2) 0.096G of CuS was weighed into a beaker containing 24mL of ethylene glycol and magnetically stirred for 1h to allow sufficient dispersion to give solution A. Putting 0.485g of bismuth nitrate pentahydrate into a beaker filled with 24mL of ethylene glycol, performing ultrasonic treatment for 30min to fully disperse, performing magnetic stirring for 1h, slowly adding 0.05g of PVP in the stirring process, and slowly adding 0.365g of hexadecyl ammonium bromide to fully perform magnetic stirring after the PVP and the PVP are fully mixed to obtain a solution B. After fully stirring, the solution A is slowly poured into the solution B which is being stirred, and magnetic stirring is continued for 30min, and after fully mixing, the solution A is filled into a 100mL reaction kettle and heated for 10h at 160 ℃. And after the material is cooled, the material is centrifuged for three times by deionized water and ethanol respectively, and is dried for 6 hours at 60 ℃ to collect CuS/BiOBr.
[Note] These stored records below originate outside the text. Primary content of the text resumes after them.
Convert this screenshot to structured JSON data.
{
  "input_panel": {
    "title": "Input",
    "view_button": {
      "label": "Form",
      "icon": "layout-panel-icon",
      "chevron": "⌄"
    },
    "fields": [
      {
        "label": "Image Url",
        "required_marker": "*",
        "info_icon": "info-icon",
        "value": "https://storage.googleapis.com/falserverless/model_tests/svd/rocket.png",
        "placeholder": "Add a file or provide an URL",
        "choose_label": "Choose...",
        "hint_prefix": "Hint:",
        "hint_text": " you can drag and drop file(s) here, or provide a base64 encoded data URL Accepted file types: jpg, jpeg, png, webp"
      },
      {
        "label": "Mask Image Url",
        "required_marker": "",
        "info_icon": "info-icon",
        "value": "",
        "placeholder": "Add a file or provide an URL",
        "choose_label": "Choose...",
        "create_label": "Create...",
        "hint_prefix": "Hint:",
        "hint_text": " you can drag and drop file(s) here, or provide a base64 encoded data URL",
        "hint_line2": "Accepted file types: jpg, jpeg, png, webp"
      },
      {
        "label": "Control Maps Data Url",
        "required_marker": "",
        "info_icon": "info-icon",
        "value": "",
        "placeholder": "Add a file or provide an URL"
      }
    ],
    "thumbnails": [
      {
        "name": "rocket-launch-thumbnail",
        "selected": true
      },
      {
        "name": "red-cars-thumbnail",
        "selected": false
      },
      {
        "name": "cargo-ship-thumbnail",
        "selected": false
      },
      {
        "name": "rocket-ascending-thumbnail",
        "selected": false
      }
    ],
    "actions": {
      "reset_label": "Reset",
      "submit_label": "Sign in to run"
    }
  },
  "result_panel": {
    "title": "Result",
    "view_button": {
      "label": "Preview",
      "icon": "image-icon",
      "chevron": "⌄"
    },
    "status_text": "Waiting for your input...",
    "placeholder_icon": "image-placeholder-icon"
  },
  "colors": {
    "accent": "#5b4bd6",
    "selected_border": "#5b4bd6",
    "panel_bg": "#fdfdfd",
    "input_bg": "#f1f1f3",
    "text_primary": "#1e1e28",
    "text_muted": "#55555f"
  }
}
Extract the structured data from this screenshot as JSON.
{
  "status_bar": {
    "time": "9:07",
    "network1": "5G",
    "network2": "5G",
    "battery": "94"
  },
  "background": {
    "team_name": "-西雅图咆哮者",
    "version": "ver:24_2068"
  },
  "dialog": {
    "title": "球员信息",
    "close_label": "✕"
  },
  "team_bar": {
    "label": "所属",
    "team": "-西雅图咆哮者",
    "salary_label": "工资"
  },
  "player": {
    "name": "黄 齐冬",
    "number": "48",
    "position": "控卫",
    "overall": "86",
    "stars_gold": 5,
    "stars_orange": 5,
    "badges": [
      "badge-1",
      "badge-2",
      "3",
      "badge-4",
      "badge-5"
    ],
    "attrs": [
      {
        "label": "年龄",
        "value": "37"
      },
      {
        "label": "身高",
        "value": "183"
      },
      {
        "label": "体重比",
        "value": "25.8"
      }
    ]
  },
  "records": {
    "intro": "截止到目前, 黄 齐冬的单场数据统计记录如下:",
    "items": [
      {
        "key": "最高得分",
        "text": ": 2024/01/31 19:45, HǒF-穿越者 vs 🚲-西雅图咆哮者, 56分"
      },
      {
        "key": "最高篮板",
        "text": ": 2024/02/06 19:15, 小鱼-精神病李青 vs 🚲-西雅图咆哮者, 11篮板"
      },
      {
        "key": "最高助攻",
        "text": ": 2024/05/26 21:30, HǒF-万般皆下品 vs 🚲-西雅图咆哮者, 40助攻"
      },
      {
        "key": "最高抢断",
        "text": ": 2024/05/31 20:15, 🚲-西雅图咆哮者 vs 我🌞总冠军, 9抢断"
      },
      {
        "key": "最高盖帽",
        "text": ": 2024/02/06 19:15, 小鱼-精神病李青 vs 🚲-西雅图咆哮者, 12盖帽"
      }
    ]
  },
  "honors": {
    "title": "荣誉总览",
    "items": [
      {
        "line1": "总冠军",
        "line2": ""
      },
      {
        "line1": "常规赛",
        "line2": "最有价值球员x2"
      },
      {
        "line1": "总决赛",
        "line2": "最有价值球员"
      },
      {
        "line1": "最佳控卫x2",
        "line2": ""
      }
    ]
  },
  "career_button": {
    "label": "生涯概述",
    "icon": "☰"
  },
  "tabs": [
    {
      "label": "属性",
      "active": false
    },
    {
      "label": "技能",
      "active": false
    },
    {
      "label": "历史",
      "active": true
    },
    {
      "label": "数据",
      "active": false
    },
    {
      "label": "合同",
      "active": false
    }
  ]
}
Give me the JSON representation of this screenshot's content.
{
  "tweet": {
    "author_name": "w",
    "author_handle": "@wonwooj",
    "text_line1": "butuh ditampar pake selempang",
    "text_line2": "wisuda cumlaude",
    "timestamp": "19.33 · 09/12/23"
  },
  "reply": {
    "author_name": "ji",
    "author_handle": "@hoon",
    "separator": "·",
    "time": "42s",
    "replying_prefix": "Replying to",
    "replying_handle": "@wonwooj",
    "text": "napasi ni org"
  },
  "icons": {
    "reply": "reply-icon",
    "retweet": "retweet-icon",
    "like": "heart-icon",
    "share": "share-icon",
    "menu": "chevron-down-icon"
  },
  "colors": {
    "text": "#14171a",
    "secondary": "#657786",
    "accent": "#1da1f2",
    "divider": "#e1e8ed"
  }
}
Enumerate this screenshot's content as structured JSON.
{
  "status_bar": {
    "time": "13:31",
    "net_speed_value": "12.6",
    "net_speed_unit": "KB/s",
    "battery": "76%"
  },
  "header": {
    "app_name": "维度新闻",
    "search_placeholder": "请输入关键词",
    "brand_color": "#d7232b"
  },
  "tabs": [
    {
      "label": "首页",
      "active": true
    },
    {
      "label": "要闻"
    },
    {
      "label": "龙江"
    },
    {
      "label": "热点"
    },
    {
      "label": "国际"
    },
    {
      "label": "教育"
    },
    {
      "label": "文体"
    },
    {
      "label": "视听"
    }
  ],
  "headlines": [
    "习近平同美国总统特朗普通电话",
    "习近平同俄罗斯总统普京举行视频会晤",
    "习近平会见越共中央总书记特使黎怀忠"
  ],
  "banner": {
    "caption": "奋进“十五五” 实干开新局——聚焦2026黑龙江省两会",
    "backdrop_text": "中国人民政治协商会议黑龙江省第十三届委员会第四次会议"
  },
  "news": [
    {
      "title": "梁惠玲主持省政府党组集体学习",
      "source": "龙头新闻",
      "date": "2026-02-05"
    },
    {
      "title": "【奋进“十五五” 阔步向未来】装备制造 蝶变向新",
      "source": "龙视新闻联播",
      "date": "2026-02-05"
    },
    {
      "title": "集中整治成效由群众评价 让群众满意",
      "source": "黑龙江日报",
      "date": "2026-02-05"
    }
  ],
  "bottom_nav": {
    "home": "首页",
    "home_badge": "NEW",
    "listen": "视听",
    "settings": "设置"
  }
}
The preparation method of BiOBr comprises the following steps:

Weighing 0.485g of bismuth nitrate pentahydrate, putting the bismuth nitrate pentahydrate into a beaker filled with 24mL of ethylene glycol, carrying out ultrasonic treatment for 30min for full dispersion, carrying out magnetic stirring for 1h, slowly adding 0.05g of PVP in the stirring process, slowly putting 0.365g of hexadecyl ammonium bromide into the beaker after full mixing, carrying out full magnetic stirring, putting the bismuth nitrate pentahydrate into a 100mL reaction kettle, heating for 10h at 160 ℃, washing a sample after the reaction, and drying for 6h at 60 ℃ to obtain BiOBr.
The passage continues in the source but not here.